Ken Gall describes Gretna's meteoric rise from the depths of English football to taking the Scottish Third division by storm
To those sadly unenlightened individuals not au fait with the gálactico-fest that is the Scottish Third Division, the news that Gretna FC had only just lost a seven-goal classic to Dundee United in the third round of the Scottish Cup might have caused some surprise. (Among those so surprised would be those Bolton Wanderers fans who can recall their side knocking Gretna out of the FA Cup just over ten years ago.)
To fans north of the border (including those only just over it), the result was merely the latest evidence of the progress made by a club in the unlikeliest of locations and with the unlikeliest of backers. The ponytailed, chain-smoking, Aston Martin-driving philanthropist millionaire Brooks Mileson may sound like a character from the novels of Mr Harold Robbins, but Gretna’s backer is anything but fictional.
Having made his money in insurance, Sunderland-born Mileson invested in various professional, semi-pro and youth clubs around the north of England before a youth sponsorship deal led him, and his generous nature, to Gretna, the somewhat surprising new arrivals in Scottish football from the Unibond League.

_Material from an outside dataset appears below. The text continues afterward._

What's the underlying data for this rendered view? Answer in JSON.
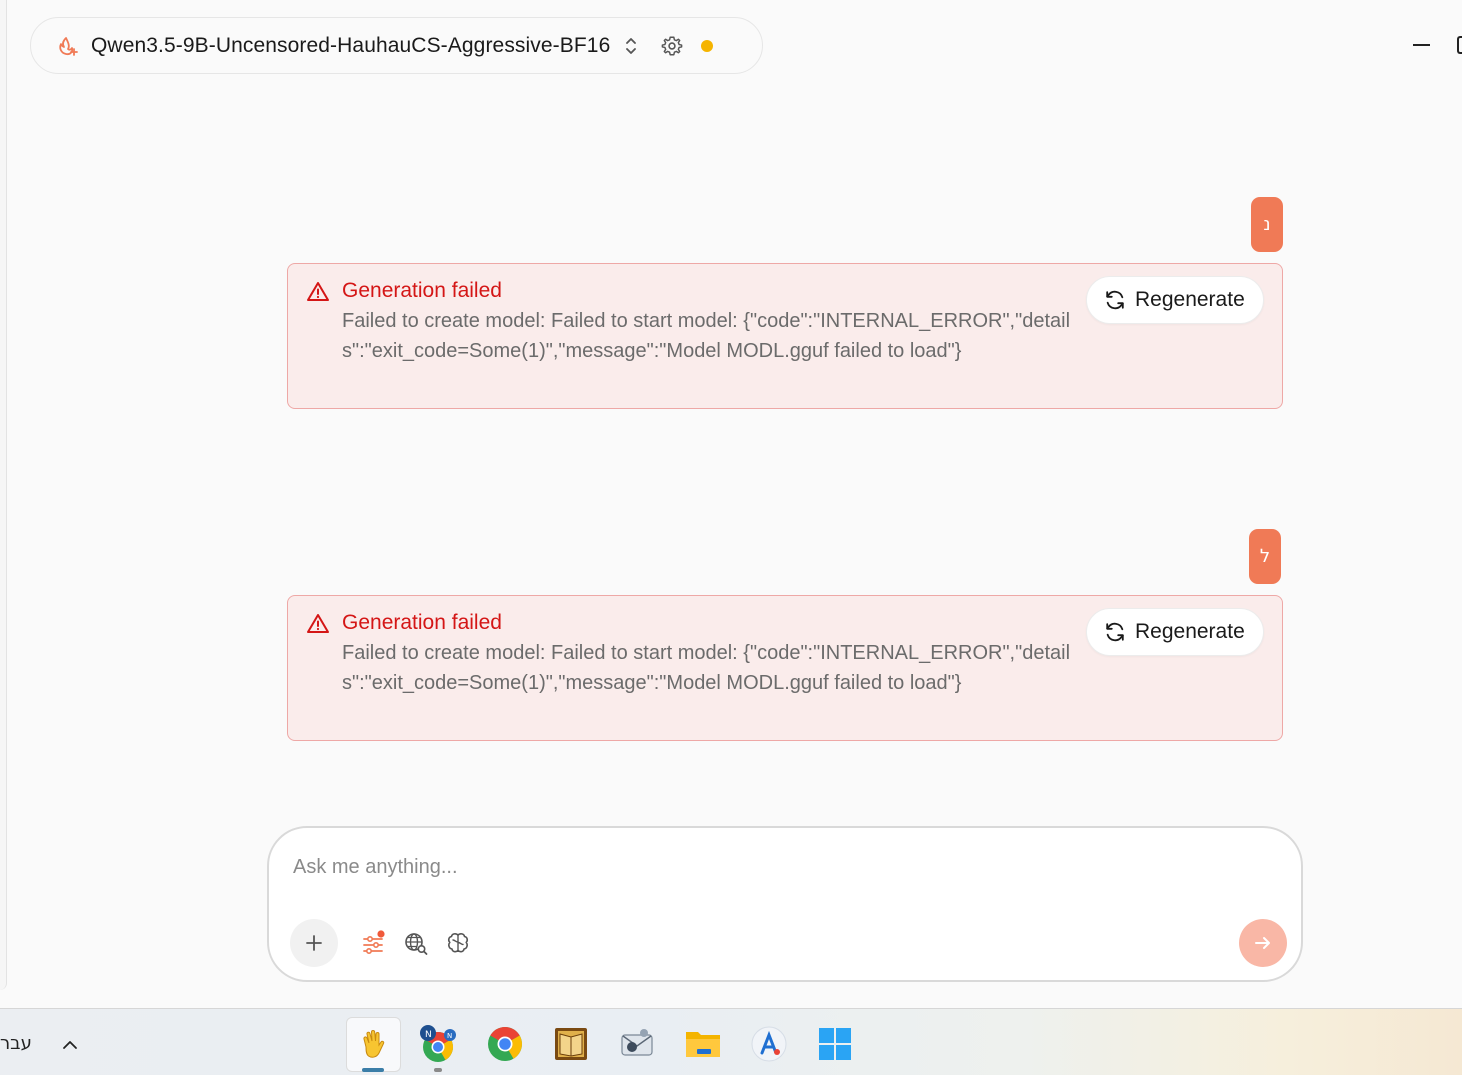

Gretna’s ability last year to offer a lucrative full-time deal to David Bingham, a player with plenty of Scottish Premier League experience and wanted by several higher-profile clubs, showed that something might just be happening deep in the borders. An Italian pre-season training camp, at a facility used by numerous Serie A clubs, was another novelty; pre-season training elsewhere in the Third Division has tended to commence with the players dropping their fag-ends into their cans of lager before setting off around the public park.
But it was once the season got under way that things started to get really interesting, with Gretna recording the sort of scores usually associated with Melchester Rovers. An 8-1, an 8-0 (at Cowdenbeath) and several sixes suggested that the title race in the Third Division might not necessarily go down to the wire this season; although Peterhead, to their credit, have managed to keep within touching distance with a side whose resources dwarf their own.
The announcement of plans to provide Gretna (population 2,500) with a 6,000- capacity, SPL-compliant, all-seat stadium showed exactly where Mileson and the club were looking, and the cup tie with United provided an early opportunity to gauge progress. But rather than follow procedure and double ticket prices for a “glamour” cup tie, Mileson decided on a novel approach not likely to be shared by many directors in a similar position: all 2,000 fans would be let in for nothing. And while we’re at it, why not have some stilt-walkers and fire-eaters parading around the ground beforehand?
Rumours that Mileson’s bankrolling of Gretna was a personal response to a snub by Carlisle United (or, more scurrilously, that it was all the result of a bet with a millionaire buddy that he could get Gretna into the SPL) have never gained any credence. And any doubts that Dundee United fans might have had about the man’s motives were put to bed by a spontaneous four-figure donation to the club’s supporters’ trust.
So we are left with the conclusion that Mileson is a rich man willing to invest personally and substantially in a small-town club, whose sole agenda is that that club should progress and who believes that the fans and the local community should play a part in and benefit substantially from that progress. Will this sort of thing catch on? One’s breath should not be held too long in awaiting it.